I have a dataframe (dcc) loaded in R which I have narrowed down to complete cases.
str(dcc)
'data.frame': 41715 obs. of 9 variables:
$ XCoord : num 661382 661412 661442 661472 661502 ...
$ YCoord : num 648092 648092 648092 648092 648092 ...
$ OBJECTID : int 1 2 3 4 5 6 7 8 9 10 ...
$ POINTID : int 1 2 3 4 5 6 7 8 9 10 ...
$ GRID_CODE : int 0 0 0 0 0 0 0 0 0 0 ...
$ APPL_COST_DIST_RIV_COAST: num 21350 21674 22185 22748 23448 ...

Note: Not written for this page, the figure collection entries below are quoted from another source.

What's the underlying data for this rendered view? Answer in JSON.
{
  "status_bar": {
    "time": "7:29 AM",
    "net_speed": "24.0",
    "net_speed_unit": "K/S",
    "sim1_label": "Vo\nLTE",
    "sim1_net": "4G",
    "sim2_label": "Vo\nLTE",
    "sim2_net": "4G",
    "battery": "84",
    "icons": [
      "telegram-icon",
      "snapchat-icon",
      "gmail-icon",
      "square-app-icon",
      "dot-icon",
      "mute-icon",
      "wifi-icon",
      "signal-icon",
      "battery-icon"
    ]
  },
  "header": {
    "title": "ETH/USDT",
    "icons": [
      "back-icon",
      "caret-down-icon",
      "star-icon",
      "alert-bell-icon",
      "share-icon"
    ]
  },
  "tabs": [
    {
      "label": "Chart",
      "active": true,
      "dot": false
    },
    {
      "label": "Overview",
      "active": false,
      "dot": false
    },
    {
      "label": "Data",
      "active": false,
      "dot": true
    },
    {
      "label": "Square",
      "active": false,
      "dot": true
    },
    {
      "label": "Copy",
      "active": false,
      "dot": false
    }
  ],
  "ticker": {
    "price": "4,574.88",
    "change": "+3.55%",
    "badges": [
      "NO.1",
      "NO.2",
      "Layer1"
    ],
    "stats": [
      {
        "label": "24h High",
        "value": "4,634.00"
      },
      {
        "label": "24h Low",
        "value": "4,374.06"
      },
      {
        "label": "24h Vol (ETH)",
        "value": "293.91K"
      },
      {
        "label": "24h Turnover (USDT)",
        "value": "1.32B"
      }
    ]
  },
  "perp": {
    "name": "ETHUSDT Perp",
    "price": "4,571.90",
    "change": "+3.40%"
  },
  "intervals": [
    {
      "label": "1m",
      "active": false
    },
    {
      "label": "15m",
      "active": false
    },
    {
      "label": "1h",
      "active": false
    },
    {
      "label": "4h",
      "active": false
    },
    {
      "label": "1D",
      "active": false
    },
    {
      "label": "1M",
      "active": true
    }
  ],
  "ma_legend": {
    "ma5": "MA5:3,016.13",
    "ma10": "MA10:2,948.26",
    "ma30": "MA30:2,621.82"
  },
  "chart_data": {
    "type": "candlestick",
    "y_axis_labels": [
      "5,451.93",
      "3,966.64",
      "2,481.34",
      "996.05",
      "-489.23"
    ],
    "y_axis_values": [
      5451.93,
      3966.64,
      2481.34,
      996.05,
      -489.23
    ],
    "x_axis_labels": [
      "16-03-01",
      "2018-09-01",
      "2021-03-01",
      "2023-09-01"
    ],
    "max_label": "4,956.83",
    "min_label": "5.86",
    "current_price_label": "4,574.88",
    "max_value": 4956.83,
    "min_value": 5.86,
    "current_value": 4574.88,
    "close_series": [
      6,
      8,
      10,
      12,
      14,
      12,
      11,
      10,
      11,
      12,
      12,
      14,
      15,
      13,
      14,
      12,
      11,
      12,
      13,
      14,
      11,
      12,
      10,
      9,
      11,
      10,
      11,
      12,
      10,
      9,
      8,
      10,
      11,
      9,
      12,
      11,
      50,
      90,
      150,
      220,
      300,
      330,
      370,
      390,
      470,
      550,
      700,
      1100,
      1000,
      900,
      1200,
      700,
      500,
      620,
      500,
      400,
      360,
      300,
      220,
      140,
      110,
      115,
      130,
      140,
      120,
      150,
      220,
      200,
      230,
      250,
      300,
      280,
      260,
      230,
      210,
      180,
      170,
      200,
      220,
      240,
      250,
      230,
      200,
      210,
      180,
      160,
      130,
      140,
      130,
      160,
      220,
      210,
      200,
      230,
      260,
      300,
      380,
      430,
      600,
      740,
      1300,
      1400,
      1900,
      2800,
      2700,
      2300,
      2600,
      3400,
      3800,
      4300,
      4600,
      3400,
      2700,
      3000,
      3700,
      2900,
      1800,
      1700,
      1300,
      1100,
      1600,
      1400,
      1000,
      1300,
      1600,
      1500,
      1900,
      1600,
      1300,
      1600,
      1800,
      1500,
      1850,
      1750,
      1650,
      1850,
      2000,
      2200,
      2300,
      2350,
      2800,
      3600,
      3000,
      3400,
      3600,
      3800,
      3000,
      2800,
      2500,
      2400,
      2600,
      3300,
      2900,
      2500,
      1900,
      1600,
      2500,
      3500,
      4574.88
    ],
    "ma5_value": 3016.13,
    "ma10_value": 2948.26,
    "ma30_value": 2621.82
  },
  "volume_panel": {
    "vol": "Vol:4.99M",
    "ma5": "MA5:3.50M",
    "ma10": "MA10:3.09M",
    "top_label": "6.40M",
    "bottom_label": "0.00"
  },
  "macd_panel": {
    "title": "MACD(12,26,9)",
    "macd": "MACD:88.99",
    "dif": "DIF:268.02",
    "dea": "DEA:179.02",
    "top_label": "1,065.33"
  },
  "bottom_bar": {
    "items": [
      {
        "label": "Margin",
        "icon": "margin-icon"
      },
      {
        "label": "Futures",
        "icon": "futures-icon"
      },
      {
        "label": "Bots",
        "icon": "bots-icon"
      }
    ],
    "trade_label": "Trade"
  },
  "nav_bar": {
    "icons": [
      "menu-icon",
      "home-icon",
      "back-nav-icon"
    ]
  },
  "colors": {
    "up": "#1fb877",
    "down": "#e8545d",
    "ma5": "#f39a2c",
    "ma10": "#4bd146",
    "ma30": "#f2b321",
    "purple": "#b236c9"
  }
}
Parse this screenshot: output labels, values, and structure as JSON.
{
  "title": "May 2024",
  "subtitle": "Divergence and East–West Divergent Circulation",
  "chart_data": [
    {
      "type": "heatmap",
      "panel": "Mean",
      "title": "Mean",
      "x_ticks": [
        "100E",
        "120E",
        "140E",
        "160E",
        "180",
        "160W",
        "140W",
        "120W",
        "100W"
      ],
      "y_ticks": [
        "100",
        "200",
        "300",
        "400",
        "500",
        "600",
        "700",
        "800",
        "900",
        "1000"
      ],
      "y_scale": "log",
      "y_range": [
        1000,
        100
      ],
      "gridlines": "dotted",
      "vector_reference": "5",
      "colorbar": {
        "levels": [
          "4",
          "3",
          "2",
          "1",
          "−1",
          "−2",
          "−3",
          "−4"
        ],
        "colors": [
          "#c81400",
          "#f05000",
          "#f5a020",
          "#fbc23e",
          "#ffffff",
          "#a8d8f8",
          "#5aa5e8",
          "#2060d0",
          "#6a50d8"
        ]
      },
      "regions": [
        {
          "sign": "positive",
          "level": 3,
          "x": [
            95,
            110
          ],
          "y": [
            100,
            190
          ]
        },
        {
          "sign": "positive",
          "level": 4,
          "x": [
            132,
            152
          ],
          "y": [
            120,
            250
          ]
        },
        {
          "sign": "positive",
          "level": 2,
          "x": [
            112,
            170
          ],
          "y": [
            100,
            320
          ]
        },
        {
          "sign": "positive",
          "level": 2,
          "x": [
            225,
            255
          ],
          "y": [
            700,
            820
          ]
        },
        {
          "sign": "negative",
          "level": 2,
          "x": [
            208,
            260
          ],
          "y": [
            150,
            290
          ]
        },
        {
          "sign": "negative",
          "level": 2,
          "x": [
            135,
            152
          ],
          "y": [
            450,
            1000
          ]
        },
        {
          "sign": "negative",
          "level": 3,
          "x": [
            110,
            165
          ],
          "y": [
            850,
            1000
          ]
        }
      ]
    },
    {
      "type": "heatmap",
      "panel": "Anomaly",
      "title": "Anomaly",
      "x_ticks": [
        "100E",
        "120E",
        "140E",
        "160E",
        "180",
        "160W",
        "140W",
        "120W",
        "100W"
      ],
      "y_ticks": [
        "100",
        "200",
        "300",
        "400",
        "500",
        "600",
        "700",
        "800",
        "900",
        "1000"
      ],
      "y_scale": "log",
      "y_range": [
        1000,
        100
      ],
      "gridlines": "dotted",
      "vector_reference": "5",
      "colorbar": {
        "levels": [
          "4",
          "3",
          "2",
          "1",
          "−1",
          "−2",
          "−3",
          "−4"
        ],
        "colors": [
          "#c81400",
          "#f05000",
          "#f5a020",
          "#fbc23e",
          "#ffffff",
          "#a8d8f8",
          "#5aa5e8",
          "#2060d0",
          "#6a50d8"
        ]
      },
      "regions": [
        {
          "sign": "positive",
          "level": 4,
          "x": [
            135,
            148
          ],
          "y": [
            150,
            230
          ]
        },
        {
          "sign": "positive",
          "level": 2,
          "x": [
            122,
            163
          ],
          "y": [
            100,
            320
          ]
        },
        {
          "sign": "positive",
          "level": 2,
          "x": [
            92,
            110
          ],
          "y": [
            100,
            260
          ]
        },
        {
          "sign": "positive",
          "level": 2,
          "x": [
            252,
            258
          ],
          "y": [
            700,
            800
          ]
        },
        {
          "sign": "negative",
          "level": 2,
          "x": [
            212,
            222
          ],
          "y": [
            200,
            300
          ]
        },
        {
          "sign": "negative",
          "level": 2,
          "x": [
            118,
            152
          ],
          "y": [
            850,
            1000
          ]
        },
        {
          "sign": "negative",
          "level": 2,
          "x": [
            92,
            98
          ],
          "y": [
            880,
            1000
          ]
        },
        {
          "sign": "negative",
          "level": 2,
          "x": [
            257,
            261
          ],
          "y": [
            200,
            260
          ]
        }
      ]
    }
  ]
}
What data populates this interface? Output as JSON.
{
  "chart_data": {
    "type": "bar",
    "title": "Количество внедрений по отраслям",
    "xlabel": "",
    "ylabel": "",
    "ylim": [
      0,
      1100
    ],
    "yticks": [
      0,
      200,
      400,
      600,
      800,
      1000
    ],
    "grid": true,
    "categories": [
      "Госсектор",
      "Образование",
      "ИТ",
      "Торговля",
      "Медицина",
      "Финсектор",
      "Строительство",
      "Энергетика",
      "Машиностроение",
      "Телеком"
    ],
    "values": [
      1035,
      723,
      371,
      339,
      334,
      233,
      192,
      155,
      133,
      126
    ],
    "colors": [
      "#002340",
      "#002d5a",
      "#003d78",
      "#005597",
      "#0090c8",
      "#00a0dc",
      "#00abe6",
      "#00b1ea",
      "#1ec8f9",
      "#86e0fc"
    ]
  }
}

$ APPL_DEM30 : int 785 793 792 769 765 777 784 789 781 751 ...
$ APPL_DEM30_SLOPE : num 19.7 13.3 18.6 23.2 21 ...
$ APPL_SITE_NONSITE : Factor w/ 2 levels "0","1": 1 1 1 1 1 1 1 1 1 1 ...
I want to standardize the numeric and integer variables by subtracting the mean and dividing by the standard deviation. When I apply the following code, I inadvertently drop the factor variable APPL_SITE_NONSITE from the dataframe:
ind <- sapply(dcc, is.numeric)
dcc.s<-sapply(dcc[,ind], function(x) (x-mean(x))/sd(x))
dcc.s<-data.frame(dcc.s)
If I'm not mistaken, that happens because ind=FALSE for that variable. It seems like I need some combination of a for loop and if/else statement to standardize the numeric variables and leave the factor variable alone. I have tried a number of permutations, but keep getting errors. For example, the following code:
dcc.s <- for (i in 1:ncol(dcc)){ sapply(dcc[,i],
if (is.numeric(dcc[,i])==TRUE) {
function(x) (x-mean(x))/sd(x) }
else {dcc[,i]})
}
returns the error:
Error in match.fun(FUN) : c("'if (is.numeric(dcc[, i]) == TRUE) {' is not a function, character or symbol", "' function(x) (x - mean(x))/sd(x)' is not a function, character or symbol", "'} else {' is not a function, character or symbol", "' dcc[, i]' is not a function, character or symbol", "'}' is not a function, character or symbol")
Perhaps this is a simple formatting error or misplaced bracket, but I'm thoroughly stuck. I am open to other approaches if there is an more elegant way to do this. Any help would be much appreciated.